Cada tanto, entre lágrimas y sollozos, enfocaba mi cuerpo y pedía ayuda. ´´¿Qué hago con mi hermana muerta? ¡Nos han abandonado!’’. Me entretuve un tiempo leyendo los comentarios bizarros de la gente, que iban desde darle las condolencias, hasta decirle que me picara en trocitos y me guardara en el frízer hasta que viniera la ambulancia o la funeraria. Otros comentarios eran más sarcásticos, pero esos me los reservo; y también los comentarios de otros inútiles como mi hermano, me los reservo.
Al cabo de unas horas, se encerró en su cuarto. Cada tanto salía para ver si había ocurrido el milagro de mi resurrección y para revisar los nuevos comentarios y subir alguna que otra story nueva sobre nuestro caso. Si hubiera podido dejarle un comentario, le hubiera escrito: ‘’De esta no se vuelve’’, pero…
El primer día transcurrió así: Mi hermano entrando en mi habitación, mi hermano llamando a los paramédicos, mi hermano subiendo actualizaciones de estado. 24 horas así. No sé cuándo comienza el cuerpo a descomponerse, pero mi hermano ya estaba frenético buscando información al respecto.

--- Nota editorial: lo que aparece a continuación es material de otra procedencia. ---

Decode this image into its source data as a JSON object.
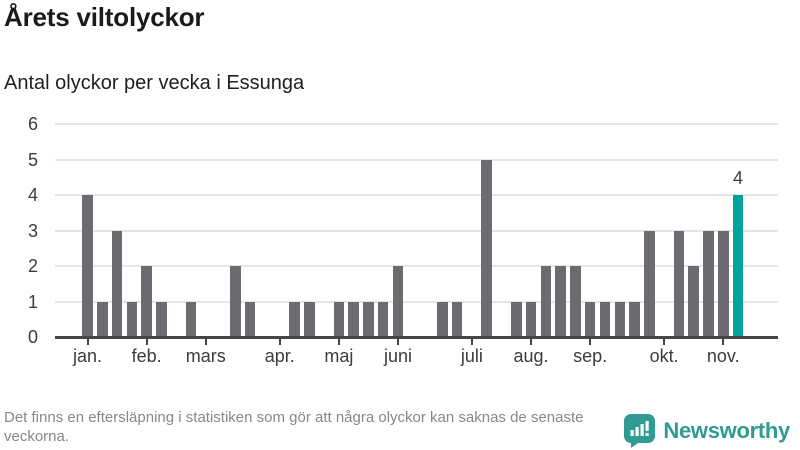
{
  "header": {
    "title": "Årets viltolyckor",
    "subtitle": "Antal olyckor per vecka i Essunga"
  },
  "footer": {
    "note": "Det finns en eftersläpning i statistiken som gör att några olyckor kan saknas de senaste veckorna.",
    "brand": "Newsworthy"
  },
  "colors": {
    "bar": "#6b6b70",
    "highlight": "#00a49b",
    "grid": "#e5e5e5",
    "axis": "#454548",
    "tick_text": "#3c3c3c",
    "muted_text": "#85888c",
    "brand": "#2f9b93"
  },
  "chart_data": {
    "type": "bar",
    "title": "Årets viltolyckor",
    "subtitle": "Antal olyckor per vecka i Essunga",
    "x_unit": "vecka",
    "values": [
      4,
      1,
      3,
      1,
      2,
      1,
      0,
      1,
      0,
      0,
      2,
      1,
      0,
      0,
      1,
      1,
      0,
      1,
      1,
      1,
      1,
      2,
      0,
      0,
      1,
      1,
      0,
      5,
      0,
      1,
      1,
      2,
      2,
      2,
      1,
      1,
      1,
      1,
      3,
      0,
      3,
      2,
      3,
      3,
      4
    ],
    "ylim": [
      0,
      6
    ],
    "yticks": [
      0,
      1,
      2,
      3,
      4,
      5,
      6
    ],
    "grid": true,
    "legend": "none",
    "month_ticks": [
      {
        "week_index": 0,
        "label": "jan."
      },
      {
        "week_index": 4,
        "label": "feb."
      },
      {
        "week_index": 8,
        "label": "mars"
      },
      {
        "week_index": 13,
        "label": "apr."
      },
      {
        "week_index": 17,
        "label": "maj"
      },
      {
        "week_index": 21,
        "label": "juni"
      },
      {
        "week_index": 26,
        "label": "juli"
      },
      {
        "week_index": 30,
        "label": "aug."
      },
      {
        "week_index": 34,
        "label": "sep."
      },
      {
        "week_index": 39,
        "label": "okt."
      },
      {
        "week_index": 43,
        "label": "nov."
      }
    ],
    "highlight": {
      "index": 44,
      "value_label": "4"
    }
  }
}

Yo pensaba ‘’¿y si se va la luz? ¡Se muere mi hermano también!’’. En este punto, juro que ya era de risa nuestro caso. O por lo menos lo era para mí. Cada llamada a los paramédicos daba el mismo resultado: ‘’No podemos atender ningún caso fuera del hospital porque estamos en cuarentena’’.
Al término del segundo día, mi hermano tenía unas ojeras muy marcadas. Estaba durmiendo mal y ahora se le había instalado el miedo en el cuerpo. Si yo no hubiera sido compasiva, como lo fui en vida siempre, lo hubiera asustado, pero era tonto mi hermano solamente. No era mal tipo, nunca lo fue, así que era inmerecido. ¡Pero hubiera sido muy divertido!
En fin, pasadas 36 exactas horas, por fin llegaron los paramédicos. No fue por la insistencia caótica y desesperada de mi hermano, sino porque una influencer se apiadó de sus lastimeros videos y ejerció presión entre sus seguidores para hacer todo un lío y que al final vinieran por mí.
Muy moderno todo, la verdad. Pero no por ello deja de ser patético y triste. Supongo que la vida, como está concebida ahora, no da lugar a la practicidad y a la naturalidad (mi muerte tenía que pasar en cualquier momento, no es a eso a lo que me refiero) y sí a hacer de ella una especie de obra de teatro a la que asisten inútiles o tontos, como mi hermano. En todo caso, a final de cuentas, podemos ambos descansar en paz.